深層は先程までの自然豊かな森というイメージから、少し不気味で相手に不安な気持ちにさせそうなどんよりとした雰囲気が漂っていた。
結衣!結衣はどこだ……
そんな事を脳内で呟きながらどんどん森の深部へと向かっていると、今自分が向かっている先から微かに聞き覚えのある声が聞こえた。
「この声!?結衣か!」
「誰か助けて!!!!」
ようやく見つけた結衣は涙目でこちらに全力疾走で向かってきており、これはお兄ちゃんがカッコよくて結衣を襲っているモンスターを倒して、妹からの好感度をアップさせるチャンス!と思った優弥はこちらに向かって走って来ている結衣に向かって格好つけて話しかけた。
「フッここは俺に任せて先に行きな」
「ありがとうございます!」
まさかの結衣のあっさりすぎる反応に、少し肩を落としたが、そこはまぁ初心者だし……という事で何とか平静を取り戻し、結衣を追っていたであろうモンスターの方へと武器を取り出し、そのままそれをそのモンスターに向けた。
「さぁかかって来い!」
そうして出て来たのは、明らかどう考えてもここ始まりの森にはいちゃ行けないレベルのモンスター、バチバチと雷を発生させている白銀の体毛を持つ、全長で5メートルはあるであろう巨大なモンスター白銀の狼、ユニークボスが序盤の草むらから飛び出した。
「ファー!!!」
まさかの敵に驚き一瞬硬直した瞬間に、天から降り注いだ大量の雷に集中砲火された優弥は、本来の装備なら耐えていただろう攻撃だったが、残念な事に今は変装の為に適当な装備に着替えていた事もあり、攻撃が全弾命中した優弥は驚きながら、何の活躍も無しにそのまま死亡した。
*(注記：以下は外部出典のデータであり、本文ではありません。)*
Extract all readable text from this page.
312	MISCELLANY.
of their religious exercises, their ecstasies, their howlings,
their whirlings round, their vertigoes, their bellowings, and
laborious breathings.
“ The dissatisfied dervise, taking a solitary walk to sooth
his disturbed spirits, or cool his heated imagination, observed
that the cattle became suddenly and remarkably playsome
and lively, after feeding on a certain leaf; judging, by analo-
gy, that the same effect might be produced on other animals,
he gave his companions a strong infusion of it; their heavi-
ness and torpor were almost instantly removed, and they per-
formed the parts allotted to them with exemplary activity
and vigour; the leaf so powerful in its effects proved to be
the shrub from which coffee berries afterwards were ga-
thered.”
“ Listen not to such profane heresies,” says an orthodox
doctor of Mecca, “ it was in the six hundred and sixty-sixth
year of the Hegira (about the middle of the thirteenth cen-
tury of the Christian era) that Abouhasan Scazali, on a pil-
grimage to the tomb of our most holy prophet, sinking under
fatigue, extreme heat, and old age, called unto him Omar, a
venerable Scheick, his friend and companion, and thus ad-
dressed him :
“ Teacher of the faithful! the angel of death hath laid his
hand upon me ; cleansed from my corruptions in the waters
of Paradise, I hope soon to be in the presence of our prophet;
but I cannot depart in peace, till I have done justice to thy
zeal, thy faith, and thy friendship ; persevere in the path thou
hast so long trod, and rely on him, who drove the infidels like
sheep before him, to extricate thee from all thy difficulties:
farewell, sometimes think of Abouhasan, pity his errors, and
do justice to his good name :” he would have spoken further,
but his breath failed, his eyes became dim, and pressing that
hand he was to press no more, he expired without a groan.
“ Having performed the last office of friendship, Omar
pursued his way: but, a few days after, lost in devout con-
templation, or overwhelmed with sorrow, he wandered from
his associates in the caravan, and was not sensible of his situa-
「は?何でユニークボスがあんな所に……それも多分あれ初発見だよな?」
死亡した優弥はログアウトし、色々情報をネットで調べてみるが、やはり先程出会ったユニークボスはまだ未発見だったことが分かった。
「始めた初日にまだ未発見だったユニークボスと接敵するって、どんな確率だよ……」
翌日
「ようやく見つけた……」
今日も結衣を始まりの森ので探し回っていたのだが結局見つからず、もしかしたらと思い森とは逆方向にある平原へと向かうと、空中浮遊している結衣の姿があった。
「結衣の奴もしかして空の指輪使ってんのか?」
確か空の指輪って使用にMP使ったよな?
まだ結衣は初めて2日だから総MP量は少ないと思うし、差し入れにMPポーションでも持って行ってやるかな。
優弥がアイテムポーチからMPポーションを取り出そうとしたその時、自分とは別の場所にいた僧侶らしき人物が、結衣の元へと近づくと軽く話をして結衣にMPポーションを手渡した。
「アイツ!何処の誰だか知らないが先を越された!」
ここで出ていくのは何だか二番煎じ感があって嫌だと思った優弥は、MPポーションをそっとアイテムポーチに戻すと、またしても隠れて様子を見始めた。
その後も何度か飛び出そうとした所を何度も邪魔されて、結局の所結衣の前に現れることが出来ずに始まりの洞窟までやって来ていた。
「始まりの洞窟の推奨レベルはLV7だ。今までの結衣のプレイ時間から多くてもLV4が最高だ。今度こそかっこよく登場してみせる!」
そして遂にその時は来た。
結衣がモンスターハウスに掛かったのだ。
今度は補足の事態も考えて完全装備で準備万端
よし行くぞ!
そう足を伸ばした次の瞬間自分と結衣が入って来た洞窟とは別の場所から、赤色の番傘が結衣に襲いかかるスケルトンの集団に飛んで、一瞬でその集団を経験値へと変えた。
「もぉぉぉ!またかよぉぉぉ!!!何でさっきから邪魔するんだよ!」
そうして赤の番傘を持った女がスケルトンに対して無双する姿を、洞窟の入り口で指を咥えて本当は自分がそこの立場に居るはずだったのにと思いながら見ていた。
「と言うかあの赤色の傘どっかで見たことがある様な……」
そんな事を思いながら見ていると、結衣が洞窟の奥へと1人で進んで行き追いかけようとしたその時、赤の番傘を持った女性に嫌に冷徹な声で話しかけられた。